No nosso mundo, achamo-nos perfeitamente encaixados e fingimos ser parte de grupos maiores que, tendenciosamente, nos impõe um modo de ser caro ao "perfil" rotulado a nós.

Sou estudante de Letras, com mestrado e doutorando em Estudos Literários.

Não gosto de Clarice Lispector, não me interessa Caio Fernando Abreu, me irrita José de Alencar.

Sou mais a leitura de um bom quadrinho. Ou gastar eu tempo com algo mais útil, como a minha pesquisa.

Sim, eu pesquiso literatura. Aliás, meu autor passou séculos sem ser cânone porque era um épico à sombra dos grandes Homero em Virgílio.

Desconsideravam sua literariedade, sua importância, sua influência.

Se alguém pegar para ler, não é obrigado a gostar, no entanto. Mesmo que eu o faça cânone.

Não é porque você acha que todo mundo dá valor a um autor que ele é o mais importante da face da terra. Pra alguns ele pode ser uma merda. Como a sua religião, o seu time e a sua ideologia.

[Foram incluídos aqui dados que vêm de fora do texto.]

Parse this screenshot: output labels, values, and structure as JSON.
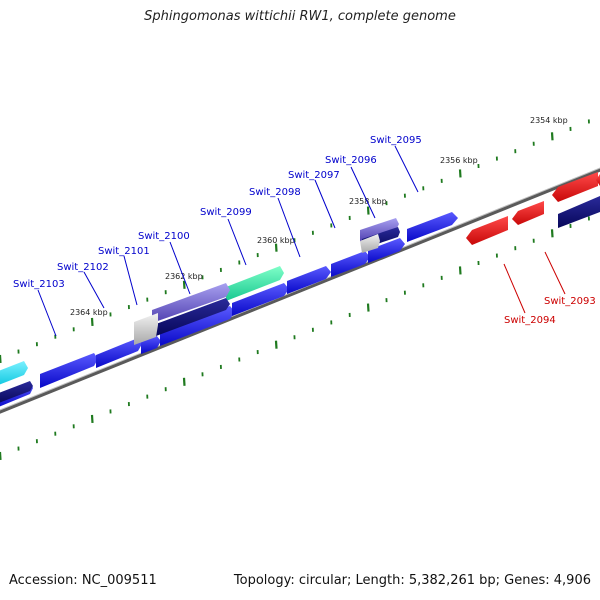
{
  "title": "Sphingomonas wittichii RW1, complete genome",
  "footer": {
    "accession": "Accession: NC_009511",
    "summary": "Topology: circular; Length: 5,382,261 bp; Genes: 4,906"
  },
  "colors": {
    "forward_gene": "#1414e6",
    "reverse_gene": "#e61414",
    "backbone": "#808080",
    "tick": "#1f7a1f",
    "forward_label": "#0000cc",
    "reverse_label": "#cc0000"
  },
  "scale_ticks": [
    {
      "label": "2354 kbp"
    },
    {
      "label": "2356 kbp"
    },
    {
      "label": "2358 kbp"
    },
    {
      "label": "2360 kbp"
    },
    {
      "label": "2362 kbp"
    },
    {
      "label": "2364 kbp"
    }
  ],
  "gene_labels": [
    {
      "name": "Swit_2095",
      "strand": "forward"
    },
    {
      "name": "Swit_2096",
      "strand": "forward"
    },
    {
      "name": "Swit_2097",
      "strand": "forward"
    },
    {
      "name": "Swit_2098",
      "strand": "forward"
    },
    {
      "name": "Swit_2099",
      "strand": "forward"
    },
    {
      "name": "Swit_2100",
      "strand": "forward"
    },
    {
      "name": "Swit_2101",
      "strand": "forward"
    },
    {
      "name": "Swit_2102",
      "strand": "forward"
    },
    {
      "name": "Swit_2103",
      "strand": "forward"
    },
    {
      "name": "Swit_2094",
      "strand": "reverse"
    },
    {
      "name": "Swit_2093",
      "strand": "reverse"
    }
  ]
}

Aliás, amo Homero e Virgílio.

Nada mais útil para um pensador que a rebeldia.

Nada mais útil para um ídolo que a iconoclastia.

Por isso, no meu complexo de Macabéa, já a li, reli e amei.

Mas cresci.

E a vejo hoje com um distanciamento maior que o que vejo outras coisas.

Mas ainda sou "adolescente" o suficiente pra gostar de heavy metal.

Uma amiga minha tem tatuada a frase "tenho o direito de me contradizer" no braço.

Porque não? Melhor que ser inerte.

Temos que nos livrar das amarras que nos obrigam a ver o mundo através de aforismos.

Aforismos nos são úteis, mas ainda são aforismos.